You can avoid re-executing your initialization code by refactoring it like this:

app.get("/my-route", async (req, res, next) => {
  // Omitting error handling for clarity
  const routeHandler = (await import("./route-handler")).default;
  routeHandler(req, res, next);
});

This way, changes to your route handlers will not force a server reload and your route handler will only be transpiled and loaded when a request to the path "/my-route" comes in, greatly improving development-time performance.

If this lazy loading pattern feels too wordy, you can refactor it into a function suitable for your server framework. One possible implementation for Express could be:

function lazy(
  importer: () => Promise<{ default: RequestHandler }>,
): RequestHandler {
  return async (req, res, next) => {
    try {
      const routeHandler = (await importer()).default;
      routeHandler(req, res, next);
    } catch (err) {
      next(err);
    }
  };
}

// When reloadOn option is set to "static-deps-change",
// changes to the route handlers will not trigger a reload.
app.get"/foo", lazy(() => import("./routes/foo")));

app.get("/bar", lazy(() => import("./routes/bar")));

app.get("/baz", lazy(() => import("./routes/baz")));

Multiple builds

Developing applications that perform server-side rendering (SSR) with Vite requires two separate build steps: one for the client and one for the server. This package comes with a CLI program named vavite for orchestrating multiple Vite builds.

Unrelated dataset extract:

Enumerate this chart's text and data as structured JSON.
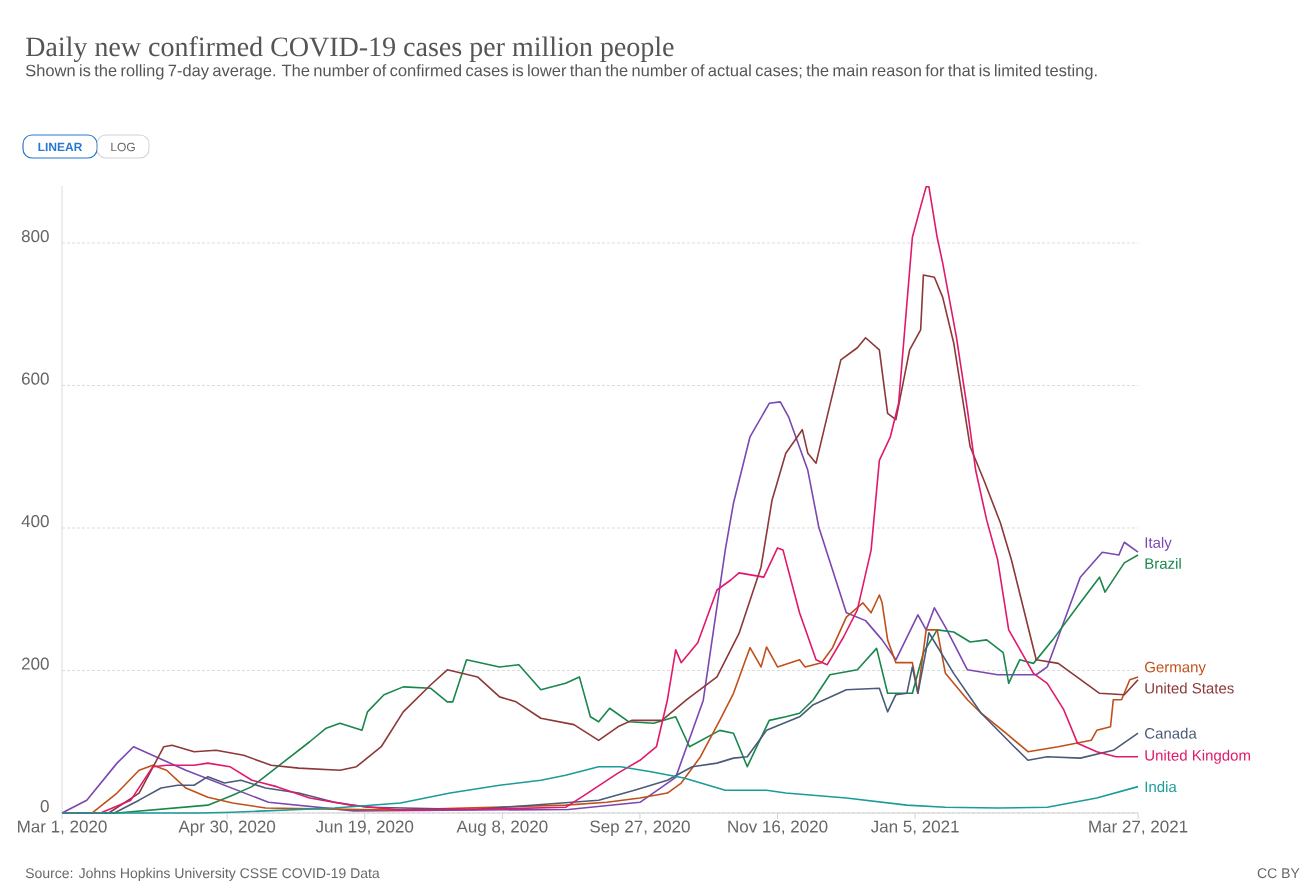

vavite extends the Vite configuration with a buildSteps property, which is an array of build step definitions. A build step definition is an object with a name property (which is simply a string naming the build step), and an optional config property which will be merged into the Vite configuration for the build step. For example, a client build followed by a server build can be defined like this:

import { defineConfig } from "vite";
import { vavite } from "vavite";

export default defineConfig({
  plugins: [
    vavite({
      // Options
    }),
  ],
  buildSteps: [
    {
      name: "client",
      config: {
        build: {
          outDir: "dist/client",
          rollupOptions: {
            // Client entry
            input: "/client",
          },
        },
      },
    },
    {
      name: "server",
      config: {
        build: {
          // Server entry
          ssr: "/server",
          outDir: "dist/server",
        },
      },
    },
  ],
});

If you include the vavite plugin and a buildSteps option in your Vite config, the plugin will error out if you try to build with vite build. You're expected to use the vavite command as a drop-in replacement for vite build instead. This will first call resolveConfig with the mode parameter set to "multibuild" to extract the build steps. Setting buildSteps in subsequent steps has no effect.Then the build steps will be executed in the order they are defined.

Sharing information between builds

vavite will call the buildStepStart hook on each plugin when a build step starts and pass it the information about the current step and data forwarded from the previous step. The buildStepEnd hook will be called when the build step ends and its return value will be forwarded to the next step. If a promise is returned, it will be awaited first.

If no build steps are defined, buildStepStart and buildStepEnd will not be called.